Schwäbische Zeitung (Riedlingen)
Telekom widerruft Rückzieher
Ertingen kann doch noch auf den Breitbandausbau hoffen.
ERTINGEN - „Die Deutsche Telekom wird das Netz in Ertingen ausbauen“, vermeldet die Deutsche Telekom in einem Schreiben vom Montag, 1. Oktober, an Bürgermeister Jürgen Köhler. Wie berichtet, hatte die Telekom das komplette Programm gestoppt, das vorsah, 20 Modell-Gemeinden in ganz Deutschland kostenlos mit Breitbandverkabelung ans Netz zu bringen, darunter auch Ertingen. Angeblich waren finanzielle Überlegungen der Ausschlag, obwohl mit der Gemeinde Ertingen schon eine gemeinsame Absichtserklärung von beiden Seiten unterzeichnet wurde.
Die persönlichen Bemühungen von Bürgermeister Jürgen Köhler und auch Presseveröffentlichungen wurden anscheinend auch vom Entscheidergremium bei Telekom registriert. Dort habe man wohl zur Kenntnis genommen, dass sich „das kleine Dorf Ertingen im Süden der Republik“auf die Hinterbeine stelle und massiv gegen die Stornierung der Vereinbarung zum Glasfaserausbau kämpfe, vermutet Köhler.
Im Juli dieses Jahres hatten Bürgermeister Jürgen Köhler und RegioManager Martin John eine Absichtserklärung unterzeichnet, wonach in der Gemeinde Ertingen als einzige Modellgemeinde in Baden-Württemberg kostenlos der Glasfaserausbau realisiert und die Hausanschlüsse bis ins Haus durch die Telekom verlegt werden sollen. Dazu benötigte die Telekom 850 Anschlüsse. Der Hausanschluss selbst wäre ebenfalls kostenfrei, was eine Ersparnis von rund 800 Euro zur Folge hätte. Wer also in der Vorvermarktung abschließt, zahlt zudem ein Jahr lang nur einen Monatsbeitrag von 19,95 Euro anstatt 38,50 Euro, so die Vereinbarung. Für die Gemeinde kämen keine direkten Kosten zu. Man geht bei diesem Breitbandausbau derzeit von einer Ersparnis von rund 15 Millionen Euro für die Kommune aus.
Genau dieselben Bedingungen wie im Juli vereinbart, sollen so bestehen bleiben. Allerdings soll der Ausbau in der Gemeinde Ertingen erst im Jahr 2020 erfolgen.

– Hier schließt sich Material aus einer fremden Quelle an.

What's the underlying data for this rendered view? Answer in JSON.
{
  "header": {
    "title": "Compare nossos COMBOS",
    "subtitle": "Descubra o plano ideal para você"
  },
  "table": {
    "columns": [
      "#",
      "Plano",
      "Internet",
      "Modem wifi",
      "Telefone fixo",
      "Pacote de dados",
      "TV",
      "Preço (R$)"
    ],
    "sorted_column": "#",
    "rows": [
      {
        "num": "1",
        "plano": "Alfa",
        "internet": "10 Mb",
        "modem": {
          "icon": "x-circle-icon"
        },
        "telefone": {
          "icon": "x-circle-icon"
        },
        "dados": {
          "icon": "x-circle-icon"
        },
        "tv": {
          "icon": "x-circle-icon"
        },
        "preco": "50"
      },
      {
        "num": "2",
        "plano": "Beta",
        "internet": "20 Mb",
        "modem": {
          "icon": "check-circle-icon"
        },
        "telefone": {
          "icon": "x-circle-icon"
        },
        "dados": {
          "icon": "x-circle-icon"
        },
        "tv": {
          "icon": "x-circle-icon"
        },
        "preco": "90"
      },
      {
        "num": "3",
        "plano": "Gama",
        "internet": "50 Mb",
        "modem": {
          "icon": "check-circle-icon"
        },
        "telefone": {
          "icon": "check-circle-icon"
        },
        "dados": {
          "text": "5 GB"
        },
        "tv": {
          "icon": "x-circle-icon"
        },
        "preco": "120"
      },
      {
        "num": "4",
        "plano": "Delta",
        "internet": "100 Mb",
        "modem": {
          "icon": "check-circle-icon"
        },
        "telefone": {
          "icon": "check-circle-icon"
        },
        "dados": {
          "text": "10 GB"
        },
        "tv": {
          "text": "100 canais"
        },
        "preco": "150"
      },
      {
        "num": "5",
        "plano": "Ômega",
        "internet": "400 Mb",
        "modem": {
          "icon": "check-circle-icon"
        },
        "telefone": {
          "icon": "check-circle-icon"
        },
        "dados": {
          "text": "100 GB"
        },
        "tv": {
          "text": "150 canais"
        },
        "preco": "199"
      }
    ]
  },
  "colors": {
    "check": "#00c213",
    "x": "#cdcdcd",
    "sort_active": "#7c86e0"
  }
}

Bürgermeister Jürgen Köhler hat den Gemeinderat über diese positive Entscheidung der Telekom informiert und auch darüber, wie er sich das weitere Vorgehen vorstellt. Dass ein gewisses Misstrauen bestehen bleibt, kann er dabei nicht verhehlen. Daher besteht Köhler darauf, dass eine schriftliche Vereinbarung, also in Form eines Vertrages, von beiden Seiten unterzeichnet wird. Laut Pressesprecher Hubertus Kischkewitz sind Joachim Otto, Chef des Infrastrukturvertriebs Region Südwest, und Martin John, Regio-Manager Infrastruktur, von der Geschäftsleitung der Telekom beauftragt worden, einen solchen Vertrag auszuarbeiten.

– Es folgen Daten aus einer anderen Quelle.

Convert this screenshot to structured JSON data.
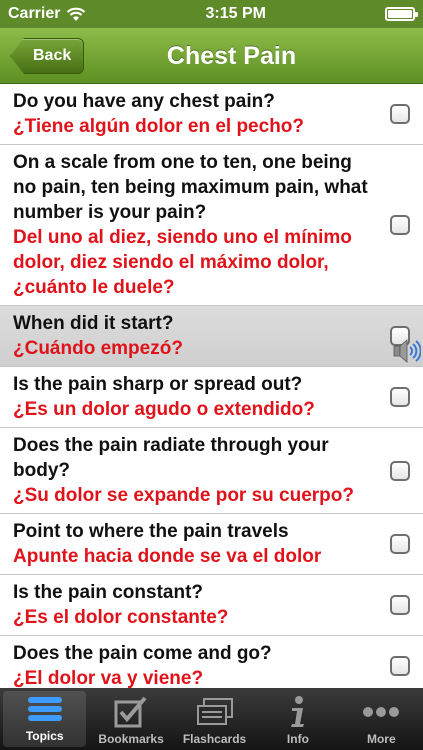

Im Vorfeld, so Bürgermeister Köhler, habe die Telekom der Gemeinde zwei Vorschläge unterbreitet, nachdem das Projekt gestoppt wurde. Zum einen sah das Vectoring vor, eine Erweiterung des bestehenden Netzes über die Kupferkabel zu betreiben. Der Nachteil dabei wäre die geringere Leistung und je nach Entfernung zum Anschlussnehmer auch ein Nachlassen der Leistung. Zudem wäre Ertingen dann entsprechend aufgerüstet, hätte daher aber kaum mehr Chancen. in nächster Zeit in einen Fördertopf zu kommen. „Glasfaser ist einfach die Zukunft, die wir für unsere Gemeinde brauchen“, so Köhler. So habe man sich ganz klar für die zweite Option entschieden, also den kompletten Breitbandausbau in Glasfaser – und dazu noch kostenlos für die Gemeinde.